5% del problema (depositphotos.com) -www.energycue.it
La sanità rappresenta il 5% delle emissioni globali di gas serra e inquina i fiumi. La sfida? Unire salute e sostenibilità.
L’industria della salute è responsabile di una parte significativa delle emissioni mondiali di gas serra e della presenza di inquinanti nelle acque.
È un paradosso ma è così: mentre ci impegniamo per il benessere umano, mettiamo a rischio l’ecosistema stesso su cui facciamo affidamento! La crisi climatica ci obbliga pertanto a rivedere il settore sanitario, ponendo questioni sulla sostenibilità delle operazioni da esso condotte.
Sorgono così le domande: la medicina può essere veramente “ecologica”? E quali strumenti sono necessari per combinare diritto alla salute con protezione dell’ambiente?
Tali interrogativi sono al centro dell’attenzione di scienziati e istituzioni, come dimostrano le recenti ricerche e analisi internazionali a cura, tra gli altri, della Oxford University.

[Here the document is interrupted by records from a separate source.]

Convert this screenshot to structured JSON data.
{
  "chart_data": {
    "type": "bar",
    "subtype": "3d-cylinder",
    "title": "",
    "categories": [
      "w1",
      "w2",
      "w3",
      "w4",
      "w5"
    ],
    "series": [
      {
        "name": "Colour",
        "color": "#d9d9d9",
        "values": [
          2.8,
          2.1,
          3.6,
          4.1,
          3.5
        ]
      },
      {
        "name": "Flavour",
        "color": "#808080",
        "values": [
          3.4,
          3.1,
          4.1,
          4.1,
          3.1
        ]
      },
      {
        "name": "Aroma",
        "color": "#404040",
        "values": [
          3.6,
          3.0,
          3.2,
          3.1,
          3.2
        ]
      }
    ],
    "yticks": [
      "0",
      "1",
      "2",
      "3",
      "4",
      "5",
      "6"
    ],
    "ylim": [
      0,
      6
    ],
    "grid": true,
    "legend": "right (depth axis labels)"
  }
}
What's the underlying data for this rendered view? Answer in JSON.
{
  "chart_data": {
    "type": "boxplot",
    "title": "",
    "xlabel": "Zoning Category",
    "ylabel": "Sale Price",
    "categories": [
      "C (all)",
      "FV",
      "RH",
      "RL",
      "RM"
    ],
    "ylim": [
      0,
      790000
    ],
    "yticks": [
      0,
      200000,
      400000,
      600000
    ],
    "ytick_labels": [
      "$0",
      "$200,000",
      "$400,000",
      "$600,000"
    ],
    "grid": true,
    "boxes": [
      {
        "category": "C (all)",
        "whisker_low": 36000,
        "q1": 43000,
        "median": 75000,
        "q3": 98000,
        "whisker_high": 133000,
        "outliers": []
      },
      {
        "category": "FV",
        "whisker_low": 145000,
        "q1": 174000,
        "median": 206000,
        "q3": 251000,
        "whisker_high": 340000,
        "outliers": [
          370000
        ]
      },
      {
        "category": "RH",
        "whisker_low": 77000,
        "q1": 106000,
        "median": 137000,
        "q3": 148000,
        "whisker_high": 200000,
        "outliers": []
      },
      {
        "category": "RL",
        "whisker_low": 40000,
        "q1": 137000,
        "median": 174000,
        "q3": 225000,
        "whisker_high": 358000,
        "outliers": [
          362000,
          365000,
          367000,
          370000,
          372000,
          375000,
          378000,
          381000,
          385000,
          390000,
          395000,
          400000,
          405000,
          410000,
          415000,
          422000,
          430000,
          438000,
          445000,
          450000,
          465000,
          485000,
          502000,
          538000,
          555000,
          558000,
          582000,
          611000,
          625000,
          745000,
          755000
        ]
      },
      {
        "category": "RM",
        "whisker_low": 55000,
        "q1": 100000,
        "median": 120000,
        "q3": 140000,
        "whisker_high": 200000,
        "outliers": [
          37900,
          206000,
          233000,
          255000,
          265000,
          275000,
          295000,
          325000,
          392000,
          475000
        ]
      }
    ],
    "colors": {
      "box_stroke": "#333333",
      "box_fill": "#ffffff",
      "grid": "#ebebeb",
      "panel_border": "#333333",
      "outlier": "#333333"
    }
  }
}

L’analisi rilanciata dall’ ANSA rivela che il settore sanitario genera circa il 5% delle emissioni globali di gas serra. Un dato sorprendente se paragonato a settori più frequentemente criticati, tipo l’aviazione commerciale. Ogni fase della catena sanitaria ha infatti un impatto ambientale: dall’estrazione delle materie prime per la produzione di medicinali e strumenti, fino allo smaltimento di rifiuti complessi, come imballaggi in PVC e alluminio e articoli monouso come siringhe, mascherine, guanti e camici. La situazione si complica ulteriormente considerando i propellenti ad alto potenziale di riscaldamento, come gli HFC negli inalatori e anestetici, e il significativo consumo energetico nella produzione farmaceutica.
Un altro studio pubblicato su PNAS Nexus della Oxford University stima che annualmente 8. 500 tonnellate di antibiotici inquinino i corsi d’acqua, contribuendo all’emergere di batteri resistenti ai farmaci. Un’indagine precedente del 2022, effettuata su 1. 052 siti di campionamento in 104 nazioni, aveva già trovato livelli di sostanze farmaceutiche superiori ai limiti di sicurezza in oltre un quarto dei fiumi analizzati. Tra i farmaci prevalenti la carbamazepina (usata per l’epilessia) e la metformina (per il diabete). Nei paesi a basso e medio reddito, dove la gestione delle acque reflue è spesso insufficiente e la produzione farmaceutica è intensa, i rischi risultano addirittura amplificati.
Come evidenziato dall’esperto Eugenio Di Brino, attualmente la valutazione delle tecnologie del settore sanitario si concentra su efficacia clinica, sicurezza ed ulteriori aspetti economici. Tuttavia, l’introduzione di un criterio ecologico potrebbe indirizzare i finanziamenti pubblici verso soluzioni più sostenibili. Un primo passo in questa direzione è stato effettivamente compiuto a livello europeo: un rapporto del Pharmaceutical Committee della Commissione Europea suggerisce di rafforzare l’analisi del rischio ambientale in fase di autorizzazione dei farmaci. Anche se non è ancora un requisito obbligatorio per tutti gli Stati membri, rappresenta un passaggio rilevante.
Le istituzioni scientifiche internazionali stanno, inoltre, anch’esse sollecitando maggiore attenzione sul tema. Secondo la rivista The Lancet, il settore sanitario non può più limitarsi a gestire gli effetti dei cambiamenti climatici, ma deve effettivamente contribuire alla riduzione del proprio impatto ambientale diretto. Speriamo che tale direzione venga tanto presa quanto mantenuta costantemente.